1) Setting a new high bar for local arrangements, outside the conference room was a cappuccino/espresso machine, and (for most of the time) a barista just for the PC.
2) There seemed to be widespread agreement that the quality of submissions this year was not as high as in previous years. (Just my luck...) Whether this reflects reality or we were all just very grumpy is open to interpretation. (I do not think we were grumpy.)
3) Because of this feeling about paper quality overall, there will be, I believe, fewer accepted papers this year than in the last few previous years.
4) I was amused to see when the classified papers into groups there was a whole category of papers labelled "theory". Theoretical SIGCOMM papers generally refer to new and interesting algorithms or data structures for applications, but still generally require an implementation demonstrating the effectiveness of the idea in practice (or a suitable simulation).

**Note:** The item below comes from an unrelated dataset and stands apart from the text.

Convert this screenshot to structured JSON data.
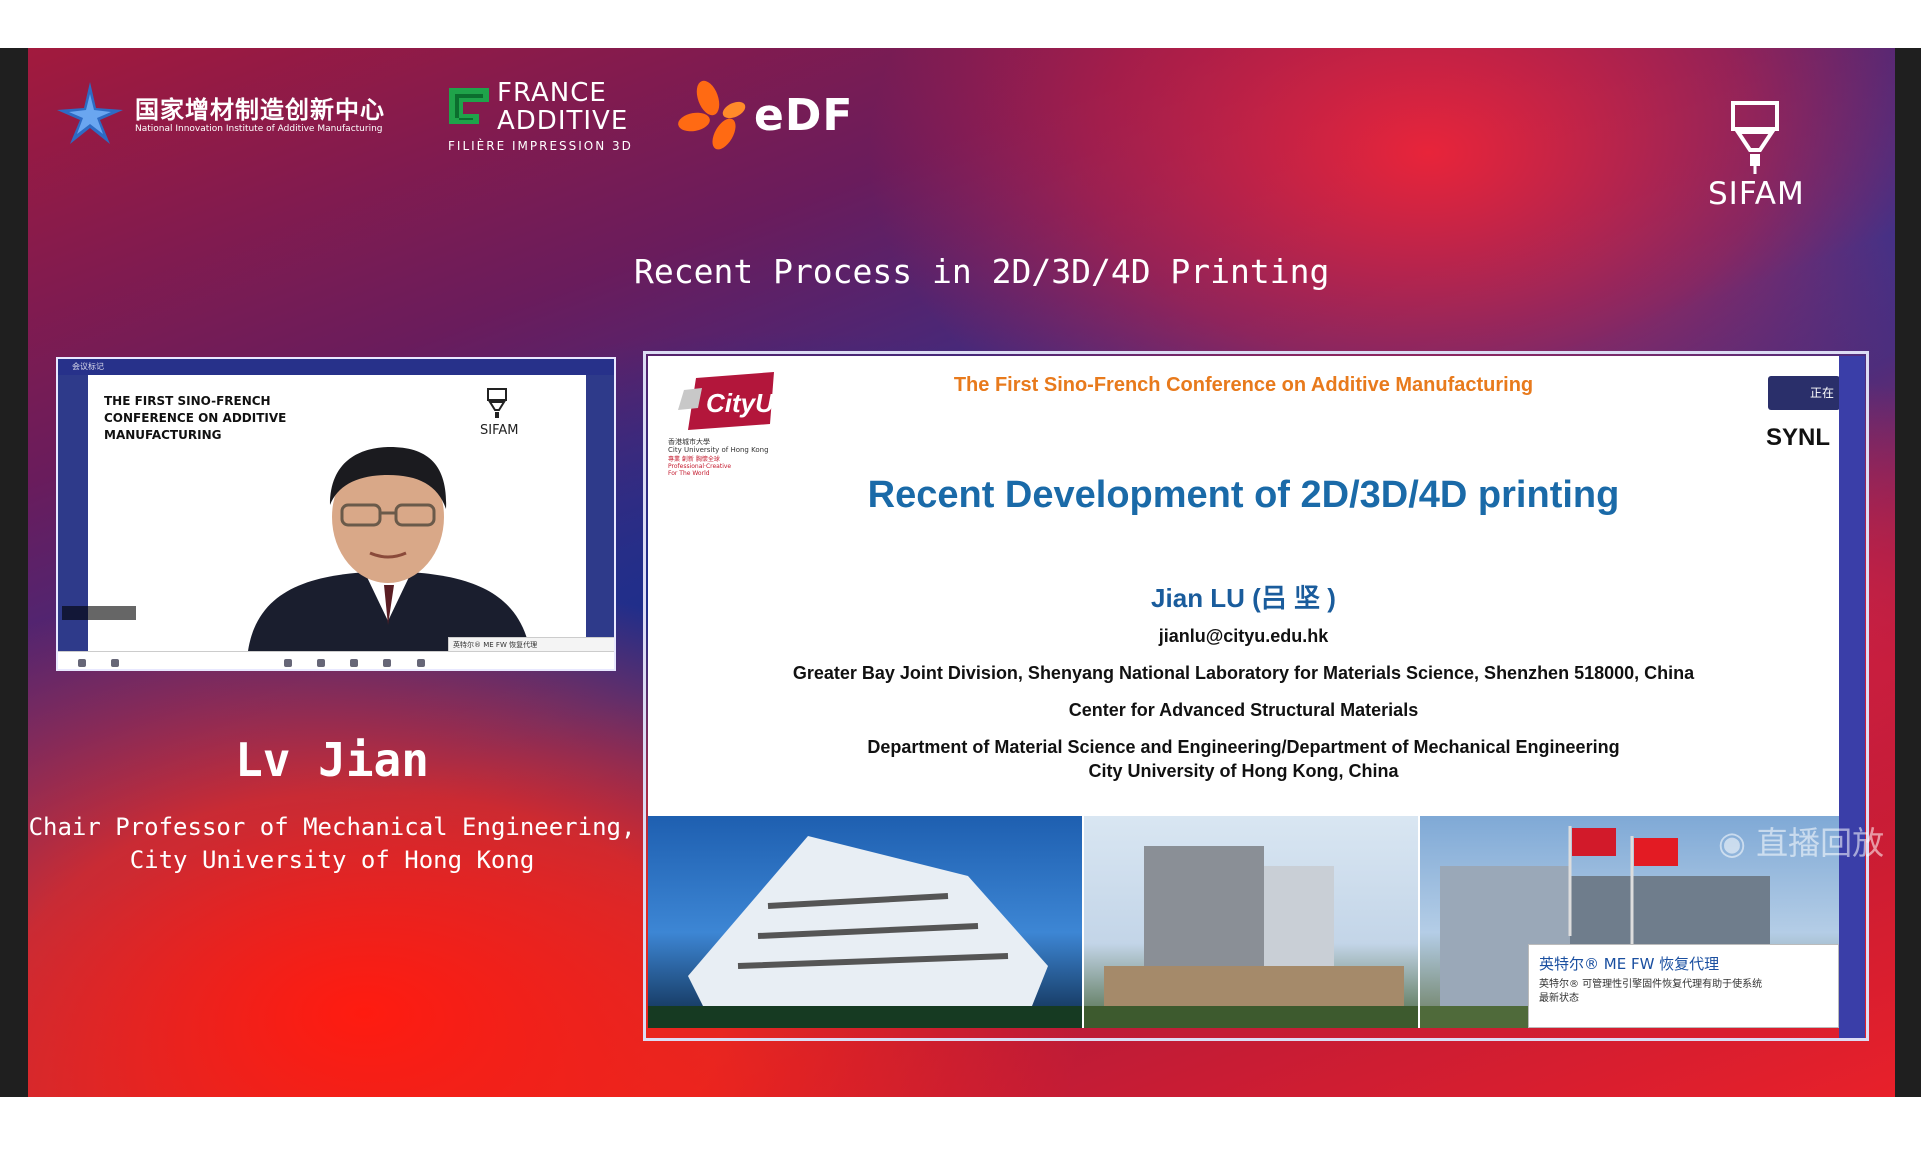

Overall, theory papers seem to do reasonably well at SIGCOMM. George Varghese is the master of writing such papers, if you are looking for an example to emulate.
5) Indeed, there seemed to be some enthusiasm for more openness to theoretical work on the committee, which seemed in line with my open complaint to networking/systems people. There may be a push (I'll be pushing!) to aim for a "cool algorithm/data structure implemenation tricks and ideas" next year. (The hard part of this is writing down what the right criteria for such papers are... clear practical utility in a network setting being what I'd aim for.)

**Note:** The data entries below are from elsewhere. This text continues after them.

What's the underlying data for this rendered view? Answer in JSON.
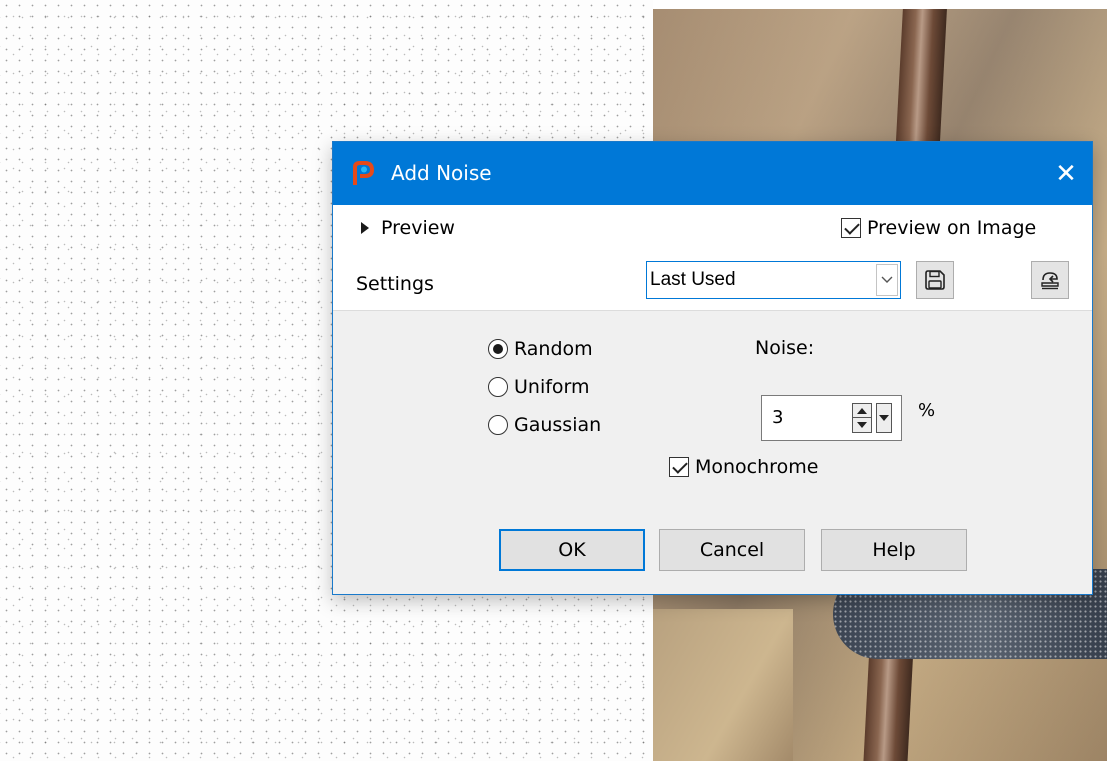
{
  "dialog": {
    "title": "Add Noise",
    "close_glyph": "✕",
    "accent_color": "#0078d7"
  },
  "preview": {
    "toggle_label": "Preview",
    "on_image_label": "Preview on Image",
    "on_image_checked": true
  },
  "settings": {
    "label": "Settings",
    "preset_value": "Last Used"
  },
  "noise_type": {
    "options": [
      "Random",
      "Uniform",
      "Gaussian"
    ],
    "selected": "Random"
  },
  "noise": {
    "label": "Noise:",
    "value": "3",
    "unit": "%"
  },
  "monochrome": {
    "label": "Monochrome",
    "checked": true
  },
  "buttons": {
    "ok": "OK",
    "cancel": "Cancel",
    "help": "Help"
  }
}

6) The 5-point scale did seem to have its problems. There was the usual problem that people did not work with the scale appropriately/treat it consistently. The other problem was, because of the impression there were few strong submissions, there were very few 5's and comparatively fewer 4's than usual, effectively collapsing the scale. I'm not sure the 5-point scale itself is to blame for these problems.
7) The 5-point scale was very effective for initially dismissing a lot of papers quickly.
8) Probably because there are fewer papers at the PC meeting to deal with, there seems to be more intense discussion of papers overall and in particular of controversial papers at the SIGCOMM PC as compared to say the STOC PC. Also, more people on average are able to (and more than willing to) give an opinion on any given paper.
9) While there was plenty of discussion, there were no real fights -- at least while I was in the room. Indeed, the sharpest discussion -- all about what is expected of a SIGCOMM paper -- was probably instigated by me, regarding a more theoretical paper, leading to a discussion of what exactly was expected in terms of evaluation of an interesting idea for SIGCOMM. Again, I'm hoping this dicussion might lead to a special session of possibly shorter papers with useful algorithmic tricks for networking people... though we'll have to see if enough such papers actually exist!
10) The PC dinner involved, among other food, an entire roast boar.
Overall, a very interesting PC experience.